All the films received a tremendous response from the audience. Here's a picture of me unfortunately blocking Leslie Ito, producer of GRASSROOTS RISING. More visible are Therese and Robert handling Q&A:

Therese and Robert's films were sponsored in part through the Center for Asian American Media, the largest Asian America media organization in the country and organizers of the SF Asian American Film Fest. I had a good time meeting some of the Center staff and learning more about the opportunities for support provided by their Media Fund. One thing that's keeping me busy these days is funding proposals -- not much that's sexy to write about there, but that's what I'm doing.

Though I was busy with work, I did get to see a few other films while I was there. I got to rewatch THE CRIMSON KIMONO, a brilliant 50s detective move by the great Sam Fuller, starring James Shigeta in a rare Asian American lead performance, a cop who goes into an Othello-esque tailspin when he finds himself in love with a white woman. My favorite film of the fest was THE BURNT THEATRE, a beguiling blend of documentary and fiction concerning a drama ensemble in Cambodia struggling to find ways to pursue their passion after their theatre has burned down. LINDA LINDA LINDA was a really fun SCHOOL OF ROCK-esque tale of three high school seniors who form a rock band and set out to give a performance to blow the school's roof off. As my brother put it, no other film quite captures the feel of what it's like during one's last weeks of high school, marking time while trying to come up with one big way to leave one's mark. Lastly, I was really impressed by the festival's closing night feature, Ham Tran's JOURNEY FROM THE FALL, a gut-wrenching saga of a family torn apart by the Vietnam War. It was as powerful and accomplished as THE DEER HUNTER, only told from the point of view of Vietnamese who suffered through so much upheaval and bloodshed.

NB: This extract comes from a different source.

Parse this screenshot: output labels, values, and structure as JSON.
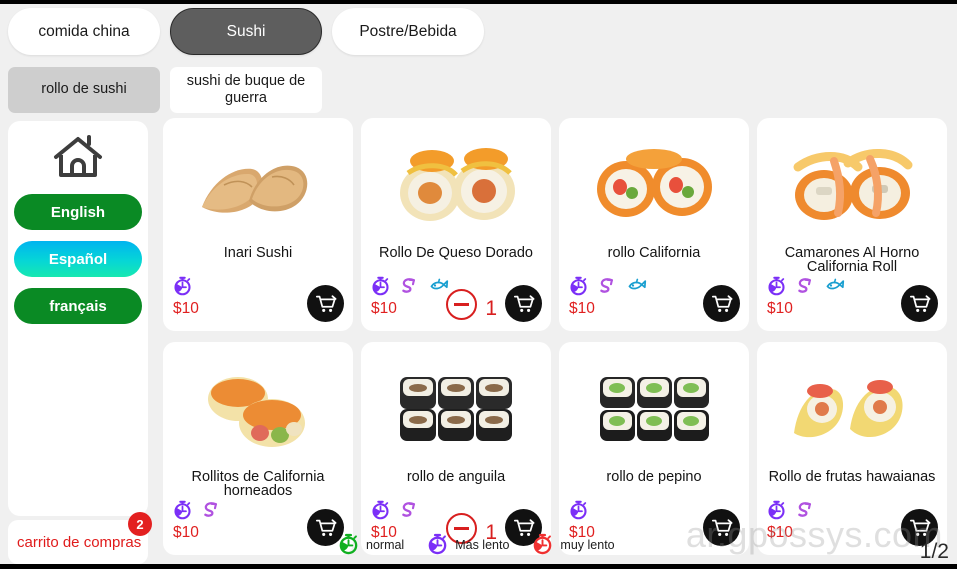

Big thanks to Chi-hui Yang and Taro Gato for leading the festival to another stellar year -- I'm really grateful that I got to take part this time.

1 comment:

SikhsRus said...

Just found out about your film "Dastaar" on I am sure there are thousands of Sikhs who appreciate people like yourself that are helping bring Sikh awareness into America. Wish you all the success on "Dastaar" and your future films!